Other references say the same thing. This was just more clear and thorough IMHO.

Charles


-----Original Message-----
From: IBM Mainframe Discussion List [mailto:IBM-MAIN@LISTSERV.UA.EDU] On Behalf 
Of Joel M Ivey
Sent: Thursday, August 22, 2019 5:57 AM
To: IBM-MAIN@LISTSERV.UA.EDU
Subject: vendor distributes their private key

A vendor has an ftps server for us to connect to from a batch job on zos.  
Similar setups with vendors have required the vendor to provide their server's 
public cert chain for import into RACF.   This vendor insists on providing not 
just their server public cert chain but also their private key.

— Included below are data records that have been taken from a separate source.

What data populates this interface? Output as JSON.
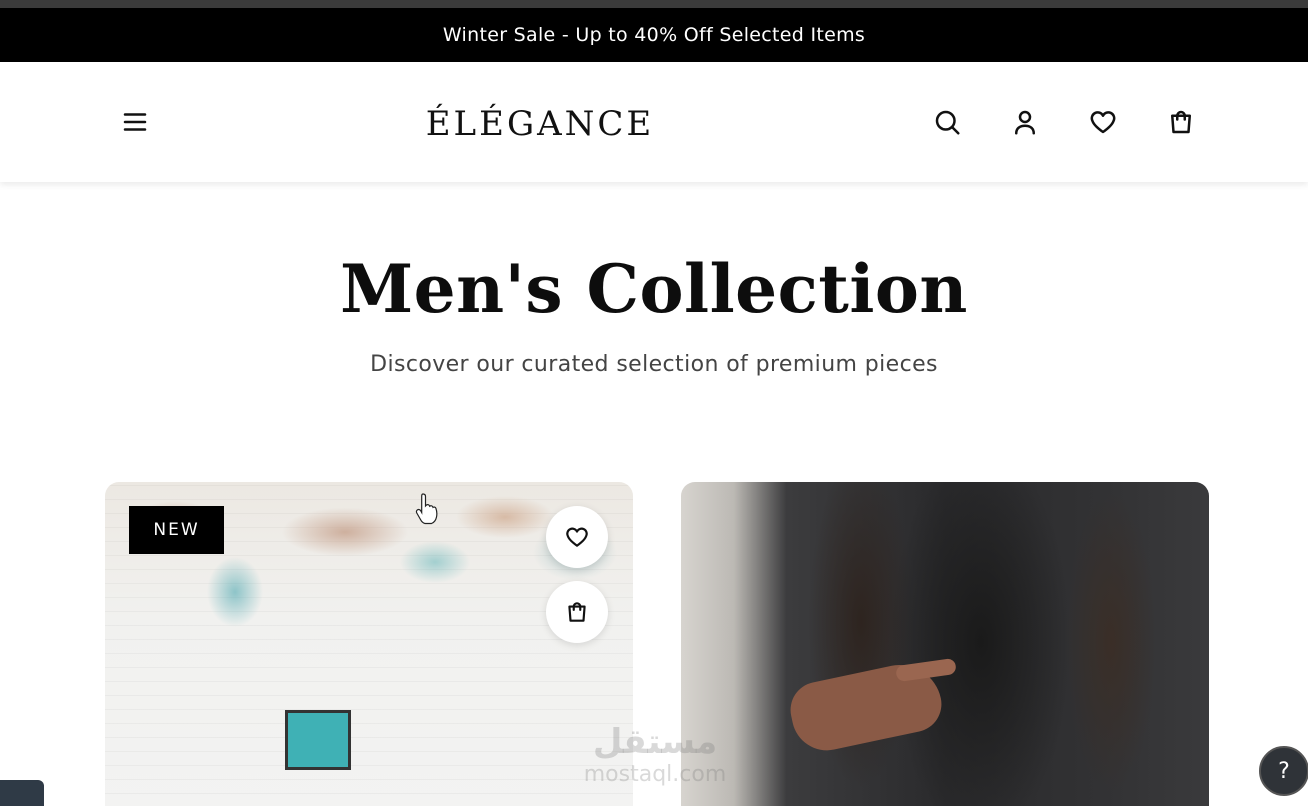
{
  "announcement": {
    "text": "Winter Sale - Up to 40% Off Selected Items"
  },
  "header": {
    "logo": "ÉLÉGANCE",
    "icons": {
      "menu": "menu-icon",
      "search": "search-icon",
      "account": "user-icon",
      "wishlist": "heart-icon",
      "cart": "shopping-bag-icon"
    }
  },
  "hero": {
    "title": "Men's Collection",
    "subtitle": "Discover our curated selection of premium pieces"
  },
  "products": [
    {
      "badge": "NEW",
      "actions": [
        "heart-icon",
        "shopping-bag-icon"
      ]
    },
    {
      "badge": ""
    }
  ],
  "watermark": {
    "arabic": "مستقل",
    "latin": "mostaql.com"
  },
  "help": {
    "label": "?"
  },
  "colors": {
    "announcement_bg": "#000000",
    "text": "#111111",
    "help_bg": "#2f3338"
  }
}
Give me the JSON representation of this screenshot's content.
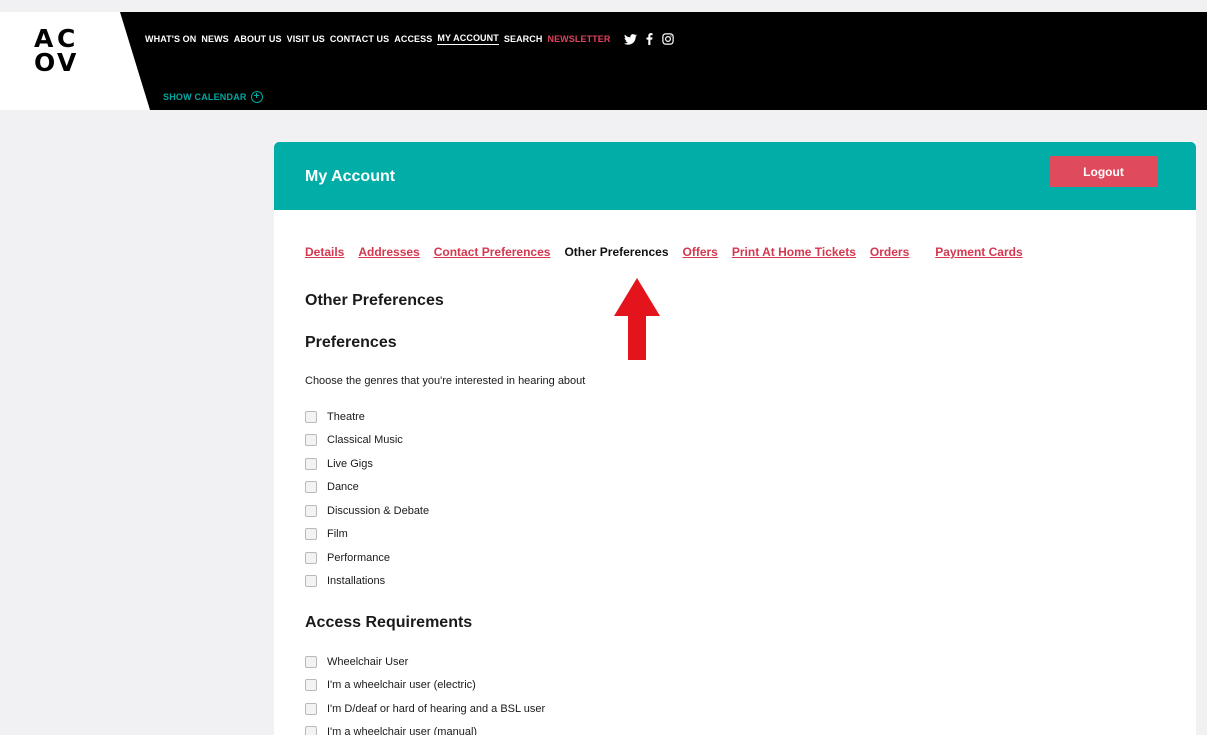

First, they provided a password-protected p12 file, describing it as containing 
the "root, intermediate, and private certs".  I requested their public 
certificate chain only, they sent me a DER file -- with both the server cert 
and its private key.  I have asked them to elaborate on their need to 
distribute their private key to me, their response has essentially been, that's 
the way we do it.

I'm not comfortable accepting anyone's private key.   There has been no mention 
of "client authentication", and I'm still not sure I'd be comfortable with that 
config, either.

Help me understand two things: 1) what I'm missing as to why any vendor would 
require me to install their private key on my side when installing the public 
cert on my side should suffice as in many other instances, and 2) arguments 
for/against client authentication (not password authentication, but client) in 
case that is why they're sending me their private key.